As a senior, he appeared in all 13 games with 6 starts at cornerback, posting 33 tackles (22 solo) and his first-career interception. He also added one pass defensed, 2 forced fumbles and 2 fumble recoveries. He made 6 tackles against East Carolina University. He had 5 tackles and one forced fumble against Florida International University. He was named the team's 2013 Lifter of the Year and was invited to participate in the NFLPA Collegiate Bowl.

He finished his college career after appearing in 44 games (10 starts), 69 tackles (50 solo), 3 tackles for loss (-13 yards), one interception, one pass defensed, 4 forced fumbles and 2 fumble recoveries.

==Professional career==

===Baltimore Ravens===
Seamster was signed as an undrafted free agent by the Baltimore Ravens after the 2014 NFL draft on May 12, 2014. He was waived on August 30.

===Miami Dolphins===
On August 31, 2014, Seamster was claimed off waivers by the Miami Dolphins. He played in the Dolphins' first two games of the 2014 season, suffered a fractured collarbone in the second game, and ended up on the injured reserve list. The Dolphins waived him on August 30, 2015.

===New Orleans Saints===
On September 1, 2015, the New Orleans Saints claimed Seamster off waivers. The team waived him on September 5, but was signed to the team's practice squad the next day. Seamster was promoted to the active roster on October 24. He was released on October 26 and re-signed to the practice squad on October 28. Seamster was cut on November 3.

===Buffalo Bills===
On November 9, 2015, Seamster was signed to the Buffalo Bills' practice squad. Seamster was promoted to the active roster on December 30. On September 2, 2016, he was released by the Bills as part of final roster cuts.

===Dallas Cowboys===
On September 14, 2016, Seamster was signed to the Dallas Cowboys' practice squad. He signed a reserve/future contract with the Cowboys on January 16, 2017. On September 2, Seamster was waived by the Cowboys.

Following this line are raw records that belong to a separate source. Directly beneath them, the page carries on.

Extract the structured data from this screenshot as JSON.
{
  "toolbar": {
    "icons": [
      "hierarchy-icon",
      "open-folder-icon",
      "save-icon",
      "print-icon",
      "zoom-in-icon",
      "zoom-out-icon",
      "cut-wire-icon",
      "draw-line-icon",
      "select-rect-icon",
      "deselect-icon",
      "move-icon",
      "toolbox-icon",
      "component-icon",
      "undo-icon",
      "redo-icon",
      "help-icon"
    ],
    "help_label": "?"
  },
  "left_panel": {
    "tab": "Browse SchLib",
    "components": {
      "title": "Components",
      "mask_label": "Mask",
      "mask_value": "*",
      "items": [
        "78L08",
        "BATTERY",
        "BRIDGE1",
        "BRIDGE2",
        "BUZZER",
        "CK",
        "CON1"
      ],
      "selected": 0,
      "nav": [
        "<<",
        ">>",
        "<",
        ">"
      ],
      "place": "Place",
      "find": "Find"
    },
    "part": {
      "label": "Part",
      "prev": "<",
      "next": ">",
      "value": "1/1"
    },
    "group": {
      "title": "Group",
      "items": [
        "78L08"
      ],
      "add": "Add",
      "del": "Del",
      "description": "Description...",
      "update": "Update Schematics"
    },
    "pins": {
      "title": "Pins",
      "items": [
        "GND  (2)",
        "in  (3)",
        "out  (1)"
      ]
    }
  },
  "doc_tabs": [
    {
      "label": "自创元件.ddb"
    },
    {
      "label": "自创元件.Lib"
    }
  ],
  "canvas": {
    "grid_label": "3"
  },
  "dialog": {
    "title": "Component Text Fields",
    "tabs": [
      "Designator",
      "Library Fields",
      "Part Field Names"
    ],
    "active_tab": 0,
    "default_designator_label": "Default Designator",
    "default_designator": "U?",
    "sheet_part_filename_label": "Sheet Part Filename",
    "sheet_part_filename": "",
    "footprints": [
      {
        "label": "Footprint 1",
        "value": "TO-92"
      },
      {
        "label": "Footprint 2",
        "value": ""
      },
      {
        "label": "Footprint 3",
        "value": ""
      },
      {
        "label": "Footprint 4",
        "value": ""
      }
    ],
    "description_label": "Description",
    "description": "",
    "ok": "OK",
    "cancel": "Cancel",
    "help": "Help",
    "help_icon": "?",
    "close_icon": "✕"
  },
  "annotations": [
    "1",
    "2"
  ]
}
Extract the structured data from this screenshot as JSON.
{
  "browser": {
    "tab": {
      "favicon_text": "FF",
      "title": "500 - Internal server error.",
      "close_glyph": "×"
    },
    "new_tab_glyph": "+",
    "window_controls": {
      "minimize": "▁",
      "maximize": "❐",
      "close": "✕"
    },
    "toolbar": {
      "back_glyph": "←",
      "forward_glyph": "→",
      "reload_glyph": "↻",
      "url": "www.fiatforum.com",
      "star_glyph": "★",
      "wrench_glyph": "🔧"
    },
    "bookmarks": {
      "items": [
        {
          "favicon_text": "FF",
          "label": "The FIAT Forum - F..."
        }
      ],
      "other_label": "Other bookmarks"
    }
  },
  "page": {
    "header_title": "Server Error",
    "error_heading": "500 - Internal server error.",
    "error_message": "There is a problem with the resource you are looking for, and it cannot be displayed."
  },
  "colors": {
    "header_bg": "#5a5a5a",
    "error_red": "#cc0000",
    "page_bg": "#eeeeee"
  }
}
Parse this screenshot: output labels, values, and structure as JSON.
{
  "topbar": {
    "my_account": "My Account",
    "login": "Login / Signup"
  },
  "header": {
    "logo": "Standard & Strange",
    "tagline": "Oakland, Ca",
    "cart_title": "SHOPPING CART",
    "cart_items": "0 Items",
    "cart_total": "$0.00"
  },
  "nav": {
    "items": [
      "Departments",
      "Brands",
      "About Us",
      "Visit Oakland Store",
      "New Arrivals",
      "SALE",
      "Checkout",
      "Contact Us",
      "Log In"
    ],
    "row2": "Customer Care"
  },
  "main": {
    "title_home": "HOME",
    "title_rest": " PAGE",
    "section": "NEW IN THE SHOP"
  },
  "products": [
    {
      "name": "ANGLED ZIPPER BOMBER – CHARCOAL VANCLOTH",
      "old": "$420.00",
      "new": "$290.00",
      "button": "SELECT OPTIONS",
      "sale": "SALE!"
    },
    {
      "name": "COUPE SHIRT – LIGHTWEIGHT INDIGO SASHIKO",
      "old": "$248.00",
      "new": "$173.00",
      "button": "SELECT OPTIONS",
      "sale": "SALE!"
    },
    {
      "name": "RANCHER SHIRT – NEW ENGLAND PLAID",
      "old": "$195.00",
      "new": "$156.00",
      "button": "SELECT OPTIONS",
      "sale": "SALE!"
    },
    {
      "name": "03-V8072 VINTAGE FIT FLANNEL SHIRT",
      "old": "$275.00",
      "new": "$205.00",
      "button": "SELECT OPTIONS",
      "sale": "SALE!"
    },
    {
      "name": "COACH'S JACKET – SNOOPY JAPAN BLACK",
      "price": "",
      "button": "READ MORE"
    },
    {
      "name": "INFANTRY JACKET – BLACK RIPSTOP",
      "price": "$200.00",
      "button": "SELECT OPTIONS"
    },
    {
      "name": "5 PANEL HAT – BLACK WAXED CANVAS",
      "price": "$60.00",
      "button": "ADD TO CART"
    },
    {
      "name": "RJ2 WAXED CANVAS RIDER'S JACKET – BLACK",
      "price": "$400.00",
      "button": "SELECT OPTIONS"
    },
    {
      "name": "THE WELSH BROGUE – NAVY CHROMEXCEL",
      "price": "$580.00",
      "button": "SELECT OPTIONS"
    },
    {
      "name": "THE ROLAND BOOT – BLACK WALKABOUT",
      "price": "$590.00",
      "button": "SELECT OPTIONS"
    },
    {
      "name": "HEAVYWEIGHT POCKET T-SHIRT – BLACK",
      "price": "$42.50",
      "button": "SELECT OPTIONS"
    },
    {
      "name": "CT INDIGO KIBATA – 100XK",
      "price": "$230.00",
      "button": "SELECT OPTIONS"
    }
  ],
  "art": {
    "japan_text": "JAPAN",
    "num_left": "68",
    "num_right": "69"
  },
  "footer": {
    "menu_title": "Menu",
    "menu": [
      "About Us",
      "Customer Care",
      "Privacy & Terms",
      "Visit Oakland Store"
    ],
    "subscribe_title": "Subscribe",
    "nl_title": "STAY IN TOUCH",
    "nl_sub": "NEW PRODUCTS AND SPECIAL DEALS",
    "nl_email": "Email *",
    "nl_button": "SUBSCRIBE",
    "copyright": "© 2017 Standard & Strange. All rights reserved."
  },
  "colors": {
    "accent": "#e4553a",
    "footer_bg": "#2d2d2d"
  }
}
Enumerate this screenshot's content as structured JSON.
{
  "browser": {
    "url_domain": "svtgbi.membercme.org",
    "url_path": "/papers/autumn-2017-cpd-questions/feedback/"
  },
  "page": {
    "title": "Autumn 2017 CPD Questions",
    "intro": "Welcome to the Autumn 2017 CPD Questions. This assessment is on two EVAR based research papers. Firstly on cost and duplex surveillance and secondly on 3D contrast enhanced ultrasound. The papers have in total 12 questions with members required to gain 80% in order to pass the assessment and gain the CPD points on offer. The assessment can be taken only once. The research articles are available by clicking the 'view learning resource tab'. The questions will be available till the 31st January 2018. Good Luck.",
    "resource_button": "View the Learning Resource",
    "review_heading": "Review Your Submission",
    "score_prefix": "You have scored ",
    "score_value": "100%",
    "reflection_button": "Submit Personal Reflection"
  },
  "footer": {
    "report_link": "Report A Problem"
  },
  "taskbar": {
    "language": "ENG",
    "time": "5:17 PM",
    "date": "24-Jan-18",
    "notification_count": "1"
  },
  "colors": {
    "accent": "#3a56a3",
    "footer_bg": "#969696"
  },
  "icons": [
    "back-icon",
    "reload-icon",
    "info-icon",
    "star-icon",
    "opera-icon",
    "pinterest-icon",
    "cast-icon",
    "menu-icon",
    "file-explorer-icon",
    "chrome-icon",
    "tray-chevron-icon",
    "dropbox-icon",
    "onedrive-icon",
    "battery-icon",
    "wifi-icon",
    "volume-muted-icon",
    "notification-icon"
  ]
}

===Buffalo Bills (second stint)===
On October 18, 2017, Seamster was signed to the Buffalo Bills' practice squad. He was released by Buffalo on November 11.

===Jacksonville Jaguars===
On December 4, 2017, Seamster was signed to the Jacksonville Jaguars' practice squad. He signed a reserve/future contract with the Jaguars on January 22, 2018. On September 1, Seamster was waived by the Jaguars.